Regardless of my personal indecision, I enjoyed this years’ discoveries and would like to share them with those who haven’t had the chance to see them.
Imprimerie NIMIFI (or IMIFI)
rue du Houblon 47
As the name suggests it is an old print house located in the centre of Brussels and surrounded by a number of industrial buildings. The building itself is not impressive and I was underwhelmed by the architecture: very plain except for some metal work and some marble stairs. I was also expecting to see some old machinery, but that wasn’t the case either.
What was interesting though was the story of its reclamation and what’s become its current use. In 1999 the building was up for sale. A handful of citizens were interested in buying the property and creating a community. Little by little the group became big enough (about 20 people) to acquire the property. The rules they established are quite simple: each owner gets a loft space which is private and all expenses related to its furnishing are individual; each owner also has access to the common spaces, for example the meeting room, and shares their management and costs.
The primary rule though is that the building must be kept as it was since it’s listed in the Brussels Heritage catalogue. This is understandable seen the history of the building but isn’t always an advantage for the inhabitants. For example, the original structure isn’t well insulated and changes can’t be done without destroying part of it. However, the owners manage to balance these disadvantages with a sustainable way of life: they use solar panels, they have a system that collects rainwater and they agree not to heat the common areas.
The best part of the visit was the rooftop garden. The soil helps the insulation of the roof and part of it is used as a vegetable garden. Not to mention the nice 360° view on downtown Brussels.
place de l’Yser 7
I really wanted to visit this site for a number of reasons and have sacrificed other visits for it, but I don’t regret my choice. For those who aren’t familiar with this building it is one of the symbols of Brussels, no one that has lived in Brussels for a while doesn’t know where it is and what it looks like.

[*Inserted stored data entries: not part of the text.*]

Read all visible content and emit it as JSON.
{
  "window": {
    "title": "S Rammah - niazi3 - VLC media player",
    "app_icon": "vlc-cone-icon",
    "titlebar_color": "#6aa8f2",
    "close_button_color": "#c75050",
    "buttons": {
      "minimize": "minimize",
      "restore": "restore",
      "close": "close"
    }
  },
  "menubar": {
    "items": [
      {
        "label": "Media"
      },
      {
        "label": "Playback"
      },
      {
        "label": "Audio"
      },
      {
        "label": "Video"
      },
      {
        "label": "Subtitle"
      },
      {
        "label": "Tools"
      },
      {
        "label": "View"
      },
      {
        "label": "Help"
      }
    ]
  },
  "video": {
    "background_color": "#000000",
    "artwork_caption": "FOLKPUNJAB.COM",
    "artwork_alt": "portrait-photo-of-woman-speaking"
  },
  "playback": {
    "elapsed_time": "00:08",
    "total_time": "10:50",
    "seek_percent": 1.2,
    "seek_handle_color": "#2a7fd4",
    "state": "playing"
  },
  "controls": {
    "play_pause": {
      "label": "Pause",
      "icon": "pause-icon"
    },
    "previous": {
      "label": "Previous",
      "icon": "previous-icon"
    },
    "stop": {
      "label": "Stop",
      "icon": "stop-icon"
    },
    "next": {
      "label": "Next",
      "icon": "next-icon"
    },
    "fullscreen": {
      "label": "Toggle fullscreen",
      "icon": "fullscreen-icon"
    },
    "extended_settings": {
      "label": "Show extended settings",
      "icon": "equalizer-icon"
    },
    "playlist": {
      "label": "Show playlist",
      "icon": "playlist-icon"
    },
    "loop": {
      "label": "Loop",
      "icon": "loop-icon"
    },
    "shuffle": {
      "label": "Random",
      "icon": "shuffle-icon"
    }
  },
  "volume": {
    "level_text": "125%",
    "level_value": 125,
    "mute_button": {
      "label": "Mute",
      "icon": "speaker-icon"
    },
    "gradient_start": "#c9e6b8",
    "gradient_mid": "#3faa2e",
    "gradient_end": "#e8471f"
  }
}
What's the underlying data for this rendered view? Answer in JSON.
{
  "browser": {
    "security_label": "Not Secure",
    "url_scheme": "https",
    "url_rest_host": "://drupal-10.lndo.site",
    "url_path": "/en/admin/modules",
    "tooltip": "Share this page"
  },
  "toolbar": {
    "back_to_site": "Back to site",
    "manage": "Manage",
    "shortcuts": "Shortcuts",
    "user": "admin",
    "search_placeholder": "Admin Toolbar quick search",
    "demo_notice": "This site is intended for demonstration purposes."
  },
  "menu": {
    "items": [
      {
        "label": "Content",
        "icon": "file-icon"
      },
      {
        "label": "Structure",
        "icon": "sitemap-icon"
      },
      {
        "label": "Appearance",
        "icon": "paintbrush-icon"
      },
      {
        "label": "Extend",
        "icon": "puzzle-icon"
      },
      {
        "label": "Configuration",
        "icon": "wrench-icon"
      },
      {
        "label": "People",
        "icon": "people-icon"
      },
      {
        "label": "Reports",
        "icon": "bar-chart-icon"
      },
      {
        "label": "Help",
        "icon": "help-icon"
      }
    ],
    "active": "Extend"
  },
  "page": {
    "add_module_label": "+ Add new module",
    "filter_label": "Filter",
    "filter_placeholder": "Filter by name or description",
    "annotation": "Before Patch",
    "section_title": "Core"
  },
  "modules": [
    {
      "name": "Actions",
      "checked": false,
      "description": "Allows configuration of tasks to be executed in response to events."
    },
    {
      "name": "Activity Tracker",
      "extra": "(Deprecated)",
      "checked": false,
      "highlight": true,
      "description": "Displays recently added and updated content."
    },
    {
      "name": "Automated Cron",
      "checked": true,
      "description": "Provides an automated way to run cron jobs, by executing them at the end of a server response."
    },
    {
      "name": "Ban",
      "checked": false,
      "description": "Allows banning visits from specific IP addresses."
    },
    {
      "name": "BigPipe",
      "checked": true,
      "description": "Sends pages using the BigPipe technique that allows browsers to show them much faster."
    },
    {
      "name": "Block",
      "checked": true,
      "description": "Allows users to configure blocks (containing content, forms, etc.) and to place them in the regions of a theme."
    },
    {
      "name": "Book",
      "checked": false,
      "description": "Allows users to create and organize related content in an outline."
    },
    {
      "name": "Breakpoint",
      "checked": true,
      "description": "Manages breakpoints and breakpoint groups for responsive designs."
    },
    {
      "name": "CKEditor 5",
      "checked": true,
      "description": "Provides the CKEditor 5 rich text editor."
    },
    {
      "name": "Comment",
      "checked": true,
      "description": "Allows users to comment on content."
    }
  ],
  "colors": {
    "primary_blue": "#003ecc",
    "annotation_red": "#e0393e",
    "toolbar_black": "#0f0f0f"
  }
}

Recently it has become front page material due to the Region’s decision to buy the building to create a Contemporary Art Museum. There are positive and negative aspects to the proposal: it would allow to preserve the building (a rival proposal was to build housing units, but this would entail the demolition of the original building) and to find a place for the contemporary art collection (stored in a humid and dark archive at the moment). But it might not be the best space for an art museum (notably it’s too bright) and could serve other cultural projects better. So you can probably understand my curiosity.
The guide was a good narrator and started from the beginning of André Citroën in France and she explained how the building has changed in the 50s due to a larger production. We visited the showroom building first which is less impressive than it used to be, now that is separated by multiple floors.
The most interesting part was the descending corridor that links the showroom space to the workshops. The iron structure is fascinating. Nowadays there are few workshops left, but in the 50s the two floors were occupied and each workshop had its specificity and its team.
Another interesting aspect of the visit was the temporary exhibition of the projects from the students of the University of Architecture (ULB) who, after having studied the specificities of the building, proposed different approaches to rehabilitate it for culture. It was exciting to see so many ideas (some really linked to the social structure of the canal area) inspired by a building who’s fate is still being discussed.